Dans l’analyse systémique des relations, l’esprit de l’analyste est toujours animé par le souci de découvrir une constante situationnelle commune à tous les acteurs à travers l’ensemble des relations qui les lient. L’analyste doit répondre à la question : « par rapport à quelle finalité partagée par les acteurs se situe le système des échanges que je mets à jour ? ». L’analyste compare donc sans arrêt les caractéristiques des mondes des acteurs, cherche des analogies et construit, par généralisation la finalité fondamentale des acteurs du système.

Les nombreuses analyses systémiques déjà faites nous donnent quelques-unes des grandes catégories de ces finalités collectives. On trouve, par exemple, les volontés : de fuir l’insécurité, la dévalorisation, la menace (de perte de pouvoir, de perte de statut ou d’identité professionnelle), de faire la compétition (pour la reconnaissance, pour le pouvoir, pour les gratifications…).

La découverte, par comparaison et induction généralisante de cette finalité collective, donne ensuite la clé des interprétations qui seront faites dans la modélisation finale des relations.

 

 

Système englobant 

Comme son nom l’indique, le « système englobant » est l’environnement qui entoure complètement les acteurs que l’on a situés dans le « cadrage » de la définition du système. Ce contexte englobant n’est pas neutre, il pèse sur le système. Il envoie, en général, des communications implicites à l’ensemble des acteurs du système. Ces communications implicites sont en rapport avec les normes et les habitudes du système englobant. Exemple : les acteurs internes d’un service, à l’intérieur d’une entreprise qui promeut très fortement une norme de compétition, reçoivent, venant de l’entreprise en tant que contexte englobant, une injonction à être en compétition. L’injonction ne sera retenue, dans la modélisation systémique concernant le service, que si elle a à voir avec le problème considéré dans l’analyse systémique que l’on veut faire.

 

Recadrage 

Recadrer, pour l’école de Palo Alto et Watzlawick, c'est redéfinir la définition de la situation pour les acteurs à travers une modification de la structure des relations entre ces acteurs. Pour modifier le système des relations établies on peut : soit en donner une autre lecture, soit demander à un des acteurs principaux de modifier ses relations avec les autres.

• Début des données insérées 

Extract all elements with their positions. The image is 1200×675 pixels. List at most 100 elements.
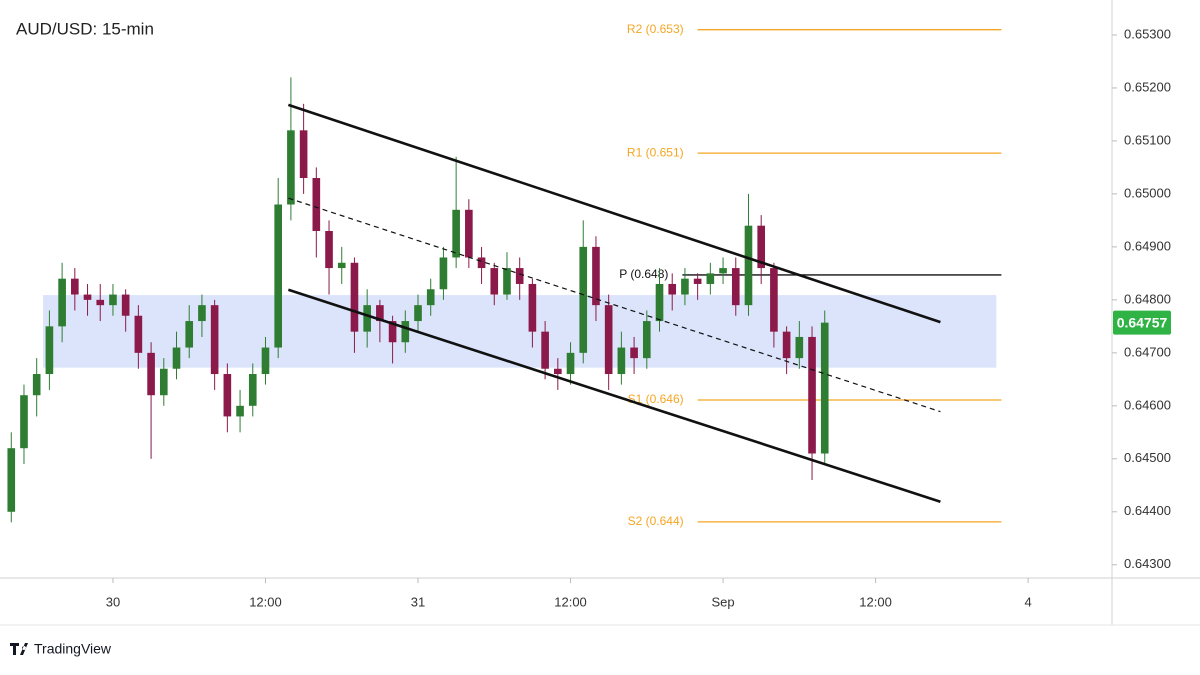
channel-line	[287, 103, 941, 324]
candle-body	[350, 262, 359, 332]
candle-body	[706, 273, 715, 284]
y-tick-label: 0.65100	[1124, 132, 1171, 147]
brand-logo: TradingView	[10, 641, 112, 657]
candle-body	[287, 130, 295, 205]
y-tick-label: 0.64800	[1124, 291, 1171, 306]
y-tick-label: 0.65300	[1124, 26, 1171, 41]
candle-body	[719, 268, 727, 274]
last-price-tag	[1113, 310, 1171, 335]
x-tick-label: 4	[1024, 594, 1031, 609]
candle-body	[376, 305, 384, 322]
candle-body	[248, 374, 257, 406]
x-tick-label: 12:00	[554, 594, 587, 609]
candle-body	[134, 315, 143, 353]
candle-body	[426, 289, 435, 306]
pivot-label: R1 (0.651)	[627, 145, 684, 159]
candle-body	[388, 321, 397, 343]
candle-body	[782, 331, 791, 359]
candle-body	[477, 257, 486, 269]
candle-body	[668, 283, 677, 295]
candle-body	[401, 321, 410, 343]
candle-body	[452, 209, 460, 258]
logo-icon	[10, 643, 28, 655]
channel-line	[287, 288, 941, 503]
pivot-label: P (0.648)	[619, 267, 668, 281]
candle-body	[299, 130, 308, 179]
x-tick-label: Sep	[711, 594, 734, 609]
x-tick-label: 31	[411, 594, 425, 609]
candle-body	[693, 278, 702, 284]
candle-body	[503, 268, 511, 295]
candle-body	[566, 352, 575, 375]
y-tick-label: 0.65200	[1124, 79, 1171, 94]
candle-body	[96, 299, 105, 306]
candle-body	[32, 374, 41, 396]
candle-body	[20, 395, 28, 449]
candle-body	[808, 336, 816, 454]
candle-body	[604, 305, 613, 375]
y-tick-label: 0.64900	[1124, 238, 1171, 253]
pivot-label: S1 (0.646)	[628, 392, 684, 406]
x-tick-label: 12:00	[859, 594, 892, 609]
candle-body	[172, 347, 181, 369]
candle-body	[528, 283, 537, 332]
candle-body	[681, 278, 689, 295]
candle-body	[147, 352, 155, 396]
candle-body	[274, 204, 283, 348]
candle-body	[71, 278, 79, 295]
candle-body	[312, 178, 321, 231]
candle-body	[630, 347, 638, 359]
candle-body	[198, 305, 206, 322]
candle-body	[83, 294, 92, 300]
last-price-label: 0.64757	[1117, 314, 1168, 330]
y-tick-label: 0.64400	[1124, 503, 1171, 518]
candle-body	[757, 225, 766, 269]
candle-body	[770, 268, 778, 332]
candle-body	[363, 305, 371, 332]
candle-body	[592, 246, 600, 306]
candle-body	[159, 368, 168, 396]
candle-body	[223, 374, 232, 417]
y-tick-label: 0.64300	[1124, 556, 1171, 571]
candle-body	[465, 209, 473, 258]
candle-body	[554, 368, 562, 375]
candle-body	[7, 448, 16, 512]
y-tick-label: 0.64700	[1124, 344, 1171, 359]
candle-body	[579, 246, 588, 353]
candle-body	[337, 262, 346, 269]
pivot-label: R2 (0.653)	[627, 22, 684, 36]
candle-body	[795, 336, 804, 359]
candle-body	[45, 326, 54, 375]
candle-body	[121, 294, 130, 316]
candle-body	[58, 278, 66, 327]
candle-body	[617, 347, 626, 375]
candle-body	[541, 331, 549, 369]
x-tick-label: 12:00	[249, 594, 282, 609]
candle-body	[642, 321, 651, 359]
y-tick-label: 0.64600	[1124, 397, 1171, 412]
x-tick-label: 30	[106, 594, 120, 609]
candle-body	[744, 225, 753, 306]
pivot-label: S2 (0.644)	[628, 514, 684, 528]
candle-body	[414, 305, 422, 322]
channel-line	[288, 197, 941, 413]
plot-area: R2 (0.653) R1 (0.651) P (0.648) S1 (0.646) S…	[7, 22, 1002, 528]
candle-body	[261, 347, 270, 375]
brand-name: TradingView	[34, 641, 112, 657]
candle-body	[439, 257, 448, 290]
candle-body	[210, 305, 219, 375]
candle-body	[655, 283, 664, 322]
candle-body	[325, 230, 333, 269]
candle-body	[820, 322, 829, 454]
candle-body	[490, 268, 499, 295]
candle-body	[515, 268, 524, 284]
candle-body	[109, 294, 117, 306]
candle-body	[731, 268, 740, 306]
candle-body	[185, 321, 194, 348]
chart-title: AUD/USD: 15-min	[16, 19, 154, 38]
y-tick-label: 0.64500	[1124, 450, 1171, 465]
y-tick-label: 0.65000	[1124, 185, 1171, 200]
candle-body	[236, 405, 244, 417]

Dans le premier cas, dans le contexte des relations modifiées, la conduite en question prend un autre sens qui n’apparaît plus alors comme pertinent à l’acteur et celui-ci en change.

Dans le deuxième cas, le changement des modalités d’interactions introduit par un des acteurs principaux, entraîne la modification des réponses des autres, et, de proche en proche, la modification de tout le système des relations.

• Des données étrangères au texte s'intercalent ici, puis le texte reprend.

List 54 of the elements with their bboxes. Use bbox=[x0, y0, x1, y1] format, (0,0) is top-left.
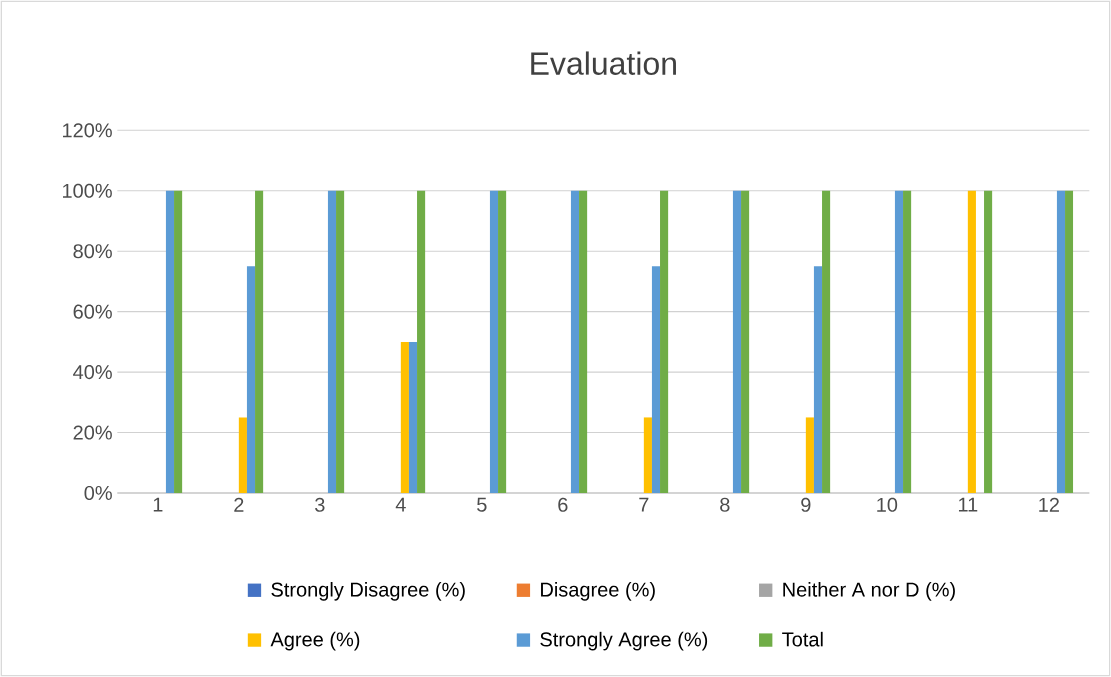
legend-label: Disagree (%) bbox=[541, 582, 655, 601]
bar bbox=[984, 190, 993, 493]
bar bbox=[894, 190, 904, 493]
x-tick-label: 5 bbox=[477, 497, 487, 512]
y-tick-label: 60% bbox=[73, 304, 112, 319]
bar bbox=[489, 190, 499, 493]
x-tick-label: 6 bbox=[558, 497, 568, 512]
legend-label: Strongly Disagree (%) bbox=[271, 582, 465, 601]
legend-label: Agree (%) bbox=[270, 631, 360, 651]
bar bbox=[579, 190, 588, 493]
legend-label: Total bbox=[782, 631, 823, 647]
legend-label: Strongly Agree (%) bbox=[540, 631, 708, 651]
y-tick-label: 0% bbox=[84, 485, 112, 501]
chart-title: Evaluation bbox=[531, 51, 676, 75]
bar bbox=[822, 190, 831, 493]
x-tick-label: 9 bbox=[801, 497, 811, 512]
bar bbox=[741, 190, 750, 493]
y-tick-label: 80% bbox=[73, 244, 112, 259]
x-tick-label: 3 bbox=[315, 497, 325, 512]
bar bbox=[651, 266, 661, 493]
bar bbox=[967, 190, 976, 493]
x-tick-label: 1 bbox=[153, 497, 163, 512]
bar bbox=[417, 190, 426, 493]
bar bbox=[1056, 190, 1066, 493]
y-tick-label: 20% bbox=[73, 425, 112, 440]
bar bbox=[732, 190, 742, 493]
x-tick-label: 11 bbox=[958, 497, 978, 512]
bar bbox=[165, 190, 175, 493]
bar bbox=[660, 190, 669, 493]
x-tick-label: 8 bbox=[720, 497, 730, 512]
bar bbox=[246, 266, 256, 493]
y-tick-label: 40% bbox=[73, 365, 112, 380]
x-tick-label: 12 bbox=[1039, 497, 1059, 512]
bar bbox=[813, 266, 823, 493]
bar bbox=[903, 190, 912, 493]
x-tick-label: 2 bbox=[234, 497, 244, 512]
x-tick-label: 10 bbox=[877, 497, 898, 512]
legend-label: Neither A nor D (%) bbox=[783, 582, 955, 601]
bar bbox=[400, 341, 409, 493]
bar bbox=[255, 190, 264, 493]
bar bbox=[805, 417, 814, 493]
bar bbox=[643, 417, 652, 493]
x-tick-label: 4 bbox=[395, 497, 406, 512]
bar bbox=[327, 190, 337, 493]
bar bbox=[1065, 190, 1074, 493]
y-tick-label: 120% bbox=[63, 123, 112, 138]
bar bbox=[570, 190, 580, 493]
x-tick-label: 7 bbox=[639, 497, 649, 512]
bar bbox=[336, 190, 345, 493]
bar bbox=[238, 417, 247, 493]
y-tick-label: 100% bbox=[63, 183, 112, 198]
bar bbox=[408, 341, 418, 493]
bar bbox=[174, 190, 183, 493]
bar bbox=[498, 190, 507, 493]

La théorie du recadrage est fondée sur la théorie des types logiques et la conception constructiviste de la “réalité” perçue.

Dans la théorie des types logiques, un objet membre d’une classe d’objets, peut appartenir à plusieurs classes différentes. Ainsi un cube de bois rouge peut appartenir à la classe des objets en bois, à la classe des objets cubiques ou à la classe des objets jouets. On peut donc le définir de différentes façons qui sont toutes aussi « vraies » les unes que les autres.

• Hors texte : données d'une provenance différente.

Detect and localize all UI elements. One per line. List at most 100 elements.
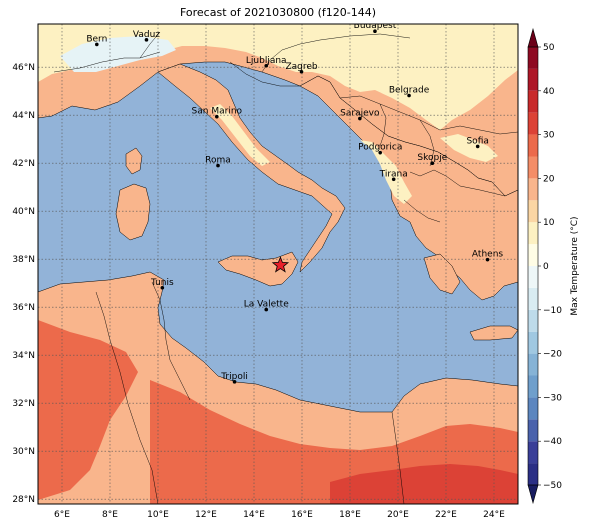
- colorbar-band: [528, 156, 538, 179]
- longitude-tick-labels: 6°E 8°E 10°E 12°E 14°E 16°E 18°E 20°E 22°E 24°E: [54, 510, 505, 520]
- lat-tick-label: 38°N: [12, 255, 35, 265]
- city-dot: [430, 161, 435, 165]
- city-label: Vaduz: [133, 30, 160, 40]
- land-balkan-cool: [360, 140, 412, 204]
- map-frame: [37, 23, 519, 505]
- colorbar-band: [528, 200, 538, 223]
- lat-tick-label: 30°N: [12, 447, 35, 457]
- colorbar-tick-label: 50: [543, 43, 555, 53]
- colorbar-band: [528, 178, 538, 201]
- city-label: Skopje: [417, 153, 447, 163]
- colorbar-tick-label: 0: [543, 262, 549, 272]
- colorbar-tick-label: −40: [543, 437, 562, 447]
- city-label: Roma: [205, 156, 231, 166]
- city-dot: [475, 144, 480, 149]
- colorbar: [527, 27, 539, 505]
- colorbar-tick-labels: 50 40 30 20 10 0 −10 −20 −30 −40 −50: [538, 43, 562, 491]
- city-dot: [485, 257, 490, 262]
- land-africa-hotter: [330, 464, 518, 504]
- lon-tick-label: 6°E: [54, 510, 70, 520]
- lat-tick-label: 34°N: [12, 351, 35, 361]
- city-label: Sofia: [466, 136, 488, 146]
- lon-tick-label: 12°E: [195, 510, 217, 520]
- lat-tick-label: 36°N: [12, 303, 35, 313]
- lon-tick-label: 22°E: [435, 510, 457, 520]
- lat-tick-label: 46°N: [12, 63, 35, 73]
- city-dot: [358, 116, 362, 121]
- land-peloponnese: [423, 253, 461, 295]
- land-italy: [157, 63, 346, 273]
- colorbar-band: [528, 419, 538, 442]
- lon-tick-label: 16°E: [291, 510, 313, 520]
- city-dot: [407, 93, 411, 98]
- city-dot: [391, 177, 396, 182]
- land-corsica: [125, 147, 143, 175]
- city-label: Bern: [86, 34, 107, 44]
- lat-tick-label: 28°N: [12, 495, 35, 505]
- colorbar-band: [528, 463, 538, 485]
- city-label: Podgorica: [358, 143, 402, 153]
- colorbar-band: [528, 47, 538, 69]
- city-label: Belgrade: [389, 86, 430, 96]
- colorbar-tick-label: 40: [543, 87, 555, 97]
- city-label: Sarajevo: [340, 109, 380, 119]
- city-dot: [264, 63, 269, 68]
- lon-tick-label: 20°E: [387, 510, 409, 520]
- colorbar-band: [528, 112, 538, 135]
- city-dot: [232, 380, 237, 384]
- colorbar-band: [528, 68, 538, 91]
- city-label: San Marino: [192, 107, 243, 117]
- land-italy-cool: [210, 104, 270, 166]
- lon-tick-label: 14°E: [243, 510, 265, 520]
- colorbar-under-arrow: [527, 484, 539, 505]
- lat-tick-label: 42°N: [12, 159, 35, 169]
- lat-tick-label: 40°N: [12, 207, 35, 217]
- colorbar-over-arrow: [527, 27, 539, 48]
- colorbar-band: [528, 397, 538, 420]
- land-alps-cold: [60, 36, 176, 72]
- colorbar-tick-label: −50: [543, 481, 562, 491]
- graticule: [38, 24, 518, 504]
- city-dot: [373, 29, 377, 33]
- latitude-tick-labels: 28°N 30°N 32°N 34°N 36°N 38°N 40°N 42°N 44°N 46°N: [12, 63, 35, 505]
- colorbar-band: [528, 375, 538, 398]
- colorbar-tick-label: 10: [543, 218, 555, 228]
- city-dot: [215, 114, 219, 119]
- land-africa-hot: [38, 320, 138, 500]
- colorbar-tick-label: −20: [543, 350, 562, 360]
- city-label: Tirana: [379, 169, 408, 179]
- city-dot: [216, 163, 220, 168]
- colorbar-band: [528, 90, 538, 113]
- city-label: Athens: [472, 250, 503, 260]
- lon-tick-label: 24°E: [483, 510, 505, 520]
- colorbar-band: [528, 134, 538, 157]
- land-balkan-cool-2: [440, 134, 498, 162]
- colorbar-tick-label: −10: [543, 306, 562, 316]
- lon-tick-label: 10°E: [147, 510, 169, 520]
- city-dot: [95, 42, 99, 47]
- city-label: Tripoli: [220, 372, 248, 382]
- colorbar-band: [528, 331, 538, 354]
- colorbar-band: [528, 441, 538, 464]
- city-label: Tunis: [150, 278, 174, 288]
- colorbar-tick-label: 30: [543, 131, 555, 141]
- colorbar-band: [528, 287, 538, 310]
- star-marker: [271, 256, 290, 273]
- colorbar-label: Max Temperature (°C): [570, 216, 580, 315]
- lon-tick-label: 18°E: [339, 510, 361, 520]
- colorbar-band: [528, 309, 538, 332]
- city-dot: [378, 150, 383, 155]
- city-label: La Valette: [244, 300, 289, 310]
- city-dot: [144, 38, 149, 42]
- city-dot: [264, 307, 269, 312]
- land-sicily: [217, 251, 299, 287]
- colorbar-tick-label: 20: [543, 174, 555, 184]
- lat-tick-label: 44°N: [12, 111, 35, 121]
- land-sardinia: [115, 183, 151, 241]
- city-label: Ljubljana: [246, 56, 287, 66]
- city-dot: [299, 69, 304, 74]
- colorbar-tick-label: −30: [543, 393, 562, 403]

Dans la conception constructiviste de la réalité perçue, celle-ci a autant de définitions qu’il y a de sujets percevants. « Une chose n’est réelle que dans la mesure où elle répond à une définition du réel » (Watzlawick, 1975, p.117). Le « réel » n’est que ce qu’un nombre suffisant de sujets sont convenus d’appeler réel.

Ainsi donc « recadrer » signifie : faire porter l’attention sur une autre appartenance de classe, toute aussi pertinente, d’un même objet. C’est donc aussi sortir d’un certain point de vue pour en prendre un autre, modifier le contexte vécu d’une situation dans lequel  se trouve l’objet pour lui faire donc prendre une autre définition à laquelle est attaché un autre sens.(Watzlawick, 1975, p.116 et p.120).